Ces tenants du libéralisme économique ont beaucoup
fait pour
croire que des égoïsmes rationnels d’une multitude d’homo oeconomicus
calculateurs pouvaient produire une harmonie sociale. Paradoxalement,
en
contradiction complète avec ce postulat de l’acteur rationnel, ils
n’ont pas
récusé le recours à la manipulation psychique par la propagande
publicitaire. La
supposée rationalité de l’économie serait morale car fondatrice d’un
bonheur
collectif, mais il pourrait également être bien, au nom de la
prospérité
économique, de manipuler les esprits en s’adressant à la partie la plus
reptilienne du cerveau.
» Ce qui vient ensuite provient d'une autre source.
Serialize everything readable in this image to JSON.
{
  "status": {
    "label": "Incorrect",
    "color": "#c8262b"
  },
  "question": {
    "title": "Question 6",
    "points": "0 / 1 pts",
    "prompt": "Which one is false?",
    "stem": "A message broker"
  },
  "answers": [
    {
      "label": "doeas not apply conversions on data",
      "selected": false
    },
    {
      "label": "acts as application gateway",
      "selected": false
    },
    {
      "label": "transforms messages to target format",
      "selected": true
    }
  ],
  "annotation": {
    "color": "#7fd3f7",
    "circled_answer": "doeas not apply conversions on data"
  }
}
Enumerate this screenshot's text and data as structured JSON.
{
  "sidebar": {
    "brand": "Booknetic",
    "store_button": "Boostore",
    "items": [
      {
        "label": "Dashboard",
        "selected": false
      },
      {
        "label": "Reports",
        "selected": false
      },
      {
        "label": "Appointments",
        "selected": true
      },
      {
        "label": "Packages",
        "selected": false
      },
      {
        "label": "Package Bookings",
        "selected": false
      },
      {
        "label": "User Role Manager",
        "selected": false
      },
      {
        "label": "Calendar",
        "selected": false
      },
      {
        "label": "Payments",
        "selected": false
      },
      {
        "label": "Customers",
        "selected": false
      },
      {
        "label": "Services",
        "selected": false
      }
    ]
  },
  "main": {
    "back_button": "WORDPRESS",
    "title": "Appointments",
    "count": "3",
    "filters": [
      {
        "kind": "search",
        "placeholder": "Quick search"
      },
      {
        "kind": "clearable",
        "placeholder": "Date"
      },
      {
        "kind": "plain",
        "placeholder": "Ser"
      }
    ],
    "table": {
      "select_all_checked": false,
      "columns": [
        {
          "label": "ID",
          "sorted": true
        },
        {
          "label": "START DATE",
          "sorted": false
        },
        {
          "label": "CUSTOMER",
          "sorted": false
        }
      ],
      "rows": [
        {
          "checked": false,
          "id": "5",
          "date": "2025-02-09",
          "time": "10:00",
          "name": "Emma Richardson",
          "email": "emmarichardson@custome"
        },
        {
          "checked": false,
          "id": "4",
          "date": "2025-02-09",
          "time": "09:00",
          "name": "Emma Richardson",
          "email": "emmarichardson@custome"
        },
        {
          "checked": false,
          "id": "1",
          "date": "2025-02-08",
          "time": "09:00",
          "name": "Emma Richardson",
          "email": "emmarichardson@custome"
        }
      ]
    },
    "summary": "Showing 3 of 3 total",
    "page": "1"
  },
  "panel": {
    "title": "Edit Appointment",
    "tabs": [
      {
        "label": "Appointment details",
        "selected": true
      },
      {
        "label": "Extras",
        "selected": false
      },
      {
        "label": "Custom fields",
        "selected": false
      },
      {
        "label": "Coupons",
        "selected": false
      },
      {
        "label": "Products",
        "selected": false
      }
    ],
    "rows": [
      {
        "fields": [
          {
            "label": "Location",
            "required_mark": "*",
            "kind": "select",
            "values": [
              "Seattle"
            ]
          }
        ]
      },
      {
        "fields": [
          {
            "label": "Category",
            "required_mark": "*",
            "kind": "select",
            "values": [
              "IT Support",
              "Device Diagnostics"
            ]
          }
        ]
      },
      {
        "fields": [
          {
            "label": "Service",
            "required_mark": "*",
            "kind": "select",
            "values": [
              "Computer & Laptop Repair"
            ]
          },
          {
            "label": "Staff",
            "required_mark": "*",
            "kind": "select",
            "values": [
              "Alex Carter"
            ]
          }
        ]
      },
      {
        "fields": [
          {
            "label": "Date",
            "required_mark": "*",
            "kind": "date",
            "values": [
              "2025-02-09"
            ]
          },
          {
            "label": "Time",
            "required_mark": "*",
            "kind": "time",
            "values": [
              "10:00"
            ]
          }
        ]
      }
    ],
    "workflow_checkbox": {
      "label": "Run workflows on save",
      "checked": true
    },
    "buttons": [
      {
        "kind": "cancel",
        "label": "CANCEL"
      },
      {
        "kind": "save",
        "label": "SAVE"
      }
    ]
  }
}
L’esprit
de lucre
qui sous-tend ces deux raisonnements a sa logique, mais c’est une
logique à
très court terme.
Pour conclure sur ce chapitre consacré à la raison, je
crois
intéressant de souligner la parenté étymologique qui unit
rationalité et
rationnement. Comme la raison et
le
raisonnement, ces mots ont à voir avec le calcul, le compte juste, et
la
justification.
Dans notre société de consommation où l’on s’est enivré tout au long des trente glorieuses pour oublier les privations de la guerre, le rationnement est tout simplement une horreur impensable. Evoquer la finitude de la Terre, la croissance de l’humanité et les pénuries de divers ordres qui pourraient en résulter, c’est ressusciter l’horrible Malthus, et les calculs les plus rationnels ne démontreront rien. Il me semble pourtant inévitable quoiqu’on pense, de voir un jour revenir ce mot de rationnement qui désigne un partage proportionné, une gestion raisonnable de la pénurie, comme sont revenus dans le débat d’autre mots autrefois frappés d’un véritable tabou, tels que protectionnisme ou régulation. Le rationnement, un partage pacifiquement consenti, prévoyant et équitable, sinon parfaitement égalitaire, n’est-il pas préférable à la violence et à l’injustice des conflits engendrés par la rareté ? Le vrai problème aujourd’hui, n’est peut-être pas tant ce rejet culturel du rationnement que la difficulté à mettre en place un système d’arbitrage à l’échelle de ces problèmes, c’est-à-dire notamment au niveau mondial. On a déjà vu l’amorce d’un tel processus avec les engagements pris au premier sommet de Kyoto, qui rationnaient (partiellement et sur une base de volontariat) les émissions de gaz à effet de serre, on voir les difficultés qui subsistent lorsqu’il s’agit de poursuivre ce premier pas. Comment s’organiseront les hommes pour gérer pacifiquement des pénuries d’énergie, d’eau, ou de minerais en voie d’épuisement?